The discomfort produced by crowded, ill-ventilated rooms in persons not accustomed to them is not due to the excess of carbonic acid, nor to bacteria, nor in most cases to dusts of any kind. The two great causes of such discomfort, though not the only ones, are excessive temperature and unpleasant odors. The cause of the unpleasant, musty odor which is perceptible to most persons on passing from the outer air into a crowded, unventilated room is unknown; it may, in part, be due to volatile products of decomposition contained in the expired air of persons having decayed teeth, foul mouths, or certain disorders of the digestive apparatus, and it is due in part to volatile fatty acids given off with, or produced from, the excretions of the skin.
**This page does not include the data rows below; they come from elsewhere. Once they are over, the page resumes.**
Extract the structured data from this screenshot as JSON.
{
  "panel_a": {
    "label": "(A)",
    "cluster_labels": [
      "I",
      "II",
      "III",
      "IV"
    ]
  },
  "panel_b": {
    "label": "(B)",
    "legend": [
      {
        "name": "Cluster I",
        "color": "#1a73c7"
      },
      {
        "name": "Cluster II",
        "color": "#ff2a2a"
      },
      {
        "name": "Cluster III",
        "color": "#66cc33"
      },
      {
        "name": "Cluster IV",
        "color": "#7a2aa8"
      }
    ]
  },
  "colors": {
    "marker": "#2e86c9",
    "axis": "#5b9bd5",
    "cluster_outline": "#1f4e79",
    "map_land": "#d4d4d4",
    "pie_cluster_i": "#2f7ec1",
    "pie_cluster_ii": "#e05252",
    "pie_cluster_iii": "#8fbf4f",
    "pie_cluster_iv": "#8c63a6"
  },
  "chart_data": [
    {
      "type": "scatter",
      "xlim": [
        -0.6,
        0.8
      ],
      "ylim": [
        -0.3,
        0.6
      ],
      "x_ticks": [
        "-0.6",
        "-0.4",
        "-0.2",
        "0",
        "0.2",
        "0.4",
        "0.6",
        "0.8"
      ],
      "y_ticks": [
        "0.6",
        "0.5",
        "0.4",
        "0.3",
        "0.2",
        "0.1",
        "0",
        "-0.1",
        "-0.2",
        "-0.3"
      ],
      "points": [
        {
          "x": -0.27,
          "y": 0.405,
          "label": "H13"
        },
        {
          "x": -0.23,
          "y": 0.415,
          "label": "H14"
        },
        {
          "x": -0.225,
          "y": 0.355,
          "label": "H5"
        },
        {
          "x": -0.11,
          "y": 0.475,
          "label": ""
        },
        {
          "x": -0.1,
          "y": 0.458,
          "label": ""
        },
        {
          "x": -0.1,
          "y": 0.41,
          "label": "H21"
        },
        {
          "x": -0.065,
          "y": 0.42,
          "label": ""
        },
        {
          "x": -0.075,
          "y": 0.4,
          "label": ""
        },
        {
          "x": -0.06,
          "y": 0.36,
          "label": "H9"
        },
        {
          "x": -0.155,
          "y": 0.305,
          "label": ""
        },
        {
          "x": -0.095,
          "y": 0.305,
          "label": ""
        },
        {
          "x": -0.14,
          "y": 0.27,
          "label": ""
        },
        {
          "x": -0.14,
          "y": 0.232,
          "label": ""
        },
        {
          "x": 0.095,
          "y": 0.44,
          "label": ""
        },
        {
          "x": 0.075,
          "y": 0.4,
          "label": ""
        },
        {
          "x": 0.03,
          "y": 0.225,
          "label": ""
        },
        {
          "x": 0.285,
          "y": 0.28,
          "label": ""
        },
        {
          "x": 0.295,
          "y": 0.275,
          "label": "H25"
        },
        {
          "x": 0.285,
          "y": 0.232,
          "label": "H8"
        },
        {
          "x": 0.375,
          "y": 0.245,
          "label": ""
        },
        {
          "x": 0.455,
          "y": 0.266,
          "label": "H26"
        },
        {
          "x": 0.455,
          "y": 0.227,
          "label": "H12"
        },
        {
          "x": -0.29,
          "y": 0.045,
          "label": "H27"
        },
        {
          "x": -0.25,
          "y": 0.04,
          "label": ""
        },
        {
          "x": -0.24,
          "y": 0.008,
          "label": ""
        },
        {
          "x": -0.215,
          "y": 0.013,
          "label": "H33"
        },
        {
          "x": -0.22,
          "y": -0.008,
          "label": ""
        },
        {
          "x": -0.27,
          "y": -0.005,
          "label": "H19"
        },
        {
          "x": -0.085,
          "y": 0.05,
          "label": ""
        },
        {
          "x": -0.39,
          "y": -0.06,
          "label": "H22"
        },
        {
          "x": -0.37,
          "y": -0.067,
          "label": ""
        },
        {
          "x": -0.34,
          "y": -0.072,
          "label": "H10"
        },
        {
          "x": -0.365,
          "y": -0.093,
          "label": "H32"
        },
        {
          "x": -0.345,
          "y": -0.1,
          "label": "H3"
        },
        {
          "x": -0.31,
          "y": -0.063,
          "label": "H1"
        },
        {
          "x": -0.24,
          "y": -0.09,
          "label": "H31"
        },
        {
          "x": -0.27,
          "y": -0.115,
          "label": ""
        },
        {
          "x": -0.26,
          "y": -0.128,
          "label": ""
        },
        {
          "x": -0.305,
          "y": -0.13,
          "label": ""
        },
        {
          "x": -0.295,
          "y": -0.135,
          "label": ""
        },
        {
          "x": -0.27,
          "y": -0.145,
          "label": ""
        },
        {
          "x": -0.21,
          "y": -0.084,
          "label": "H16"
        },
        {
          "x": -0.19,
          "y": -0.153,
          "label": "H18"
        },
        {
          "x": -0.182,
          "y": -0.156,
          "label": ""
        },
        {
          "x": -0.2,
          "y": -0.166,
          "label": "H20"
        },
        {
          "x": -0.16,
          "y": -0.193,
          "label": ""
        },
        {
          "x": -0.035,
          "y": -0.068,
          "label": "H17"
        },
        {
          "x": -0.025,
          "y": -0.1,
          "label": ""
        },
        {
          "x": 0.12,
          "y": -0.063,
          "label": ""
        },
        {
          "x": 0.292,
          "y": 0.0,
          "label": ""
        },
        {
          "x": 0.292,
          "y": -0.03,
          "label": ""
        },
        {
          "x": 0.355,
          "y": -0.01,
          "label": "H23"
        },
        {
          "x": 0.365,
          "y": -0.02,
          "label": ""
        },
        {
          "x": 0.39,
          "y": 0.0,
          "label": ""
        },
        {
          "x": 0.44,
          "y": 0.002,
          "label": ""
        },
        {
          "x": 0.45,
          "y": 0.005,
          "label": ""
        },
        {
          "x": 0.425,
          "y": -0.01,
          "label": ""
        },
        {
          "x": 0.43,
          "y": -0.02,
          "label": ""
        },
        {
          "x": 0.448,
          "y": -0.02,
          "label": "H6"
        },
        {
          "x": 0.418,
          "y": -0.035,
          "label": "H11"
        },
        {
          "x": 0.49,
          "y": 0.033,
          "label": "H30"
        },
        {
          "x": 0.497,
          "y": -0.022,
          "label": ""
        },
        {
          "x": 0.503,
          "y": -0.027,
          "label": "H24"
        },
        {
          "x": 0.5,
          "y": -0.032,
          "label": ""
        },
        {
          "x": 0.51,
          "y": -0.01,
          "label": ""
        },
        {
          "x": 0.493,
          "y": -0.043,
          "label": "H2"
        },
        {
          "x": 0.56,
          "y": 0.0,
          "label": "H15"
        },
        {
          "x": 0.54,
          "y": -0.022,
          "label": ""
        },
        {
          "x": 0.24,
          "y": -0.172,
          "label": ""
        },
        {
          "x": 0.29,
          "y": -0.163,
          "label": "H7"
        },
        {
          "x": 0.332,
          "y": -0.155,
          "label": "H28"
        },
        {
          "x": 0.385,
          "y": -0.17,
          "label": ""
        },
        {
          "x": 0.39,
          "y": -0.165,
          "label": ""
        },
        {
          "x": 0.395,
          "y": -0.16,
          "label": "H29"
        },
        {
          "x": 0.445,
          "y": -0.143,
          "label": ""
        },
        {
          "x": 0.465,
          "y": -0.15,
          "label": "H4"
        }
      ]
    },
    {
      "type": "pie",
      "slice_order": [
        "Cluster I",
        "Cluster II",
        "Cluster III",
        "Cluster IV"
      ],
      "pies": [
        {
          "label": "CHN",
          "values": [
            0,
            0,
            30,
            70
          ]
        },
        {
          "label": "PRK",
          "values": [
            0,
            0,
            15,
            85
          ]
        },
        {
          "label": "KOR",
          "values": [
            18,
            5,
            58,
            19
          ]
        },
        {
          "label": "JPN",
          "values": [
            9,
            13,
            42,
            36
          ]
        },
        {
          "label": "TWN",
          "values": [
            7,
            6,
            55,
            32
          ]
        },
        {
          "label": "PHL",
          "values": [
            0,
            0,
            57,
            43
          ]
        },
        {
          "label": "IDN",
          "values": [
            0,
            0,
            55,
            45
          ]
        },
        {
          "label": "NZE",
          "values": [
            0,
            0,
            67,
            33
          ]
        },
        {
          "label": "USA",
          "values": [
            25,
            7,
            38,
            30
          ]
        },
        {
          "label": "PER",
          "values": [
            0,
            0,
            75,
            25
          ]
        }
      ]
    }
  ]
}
The results of this investigation, taken in connection with the results of other recent researches, indicate that some of the theories upon which modern systems of ventilation are based are either without foundation or doubtful, and that the problem of securing comfort and health in inhabited rooms requires the consideration of the best methods of preventing or disposing of dusts of various kinds, of properly regulating temperature and moisture, and of preventing the entrance of poisonous gases, like carbonic oxide derived from heating and lighting apparatus, rather than upon simply diluting the air to a certain standard of proportion of carbonic acid present.

It would be unwise, however, to conclude from the facts given in this report that the standards of air supply for the ventilation of inhabited rooms, which are based on the results of Pettenkofer's work, are too large.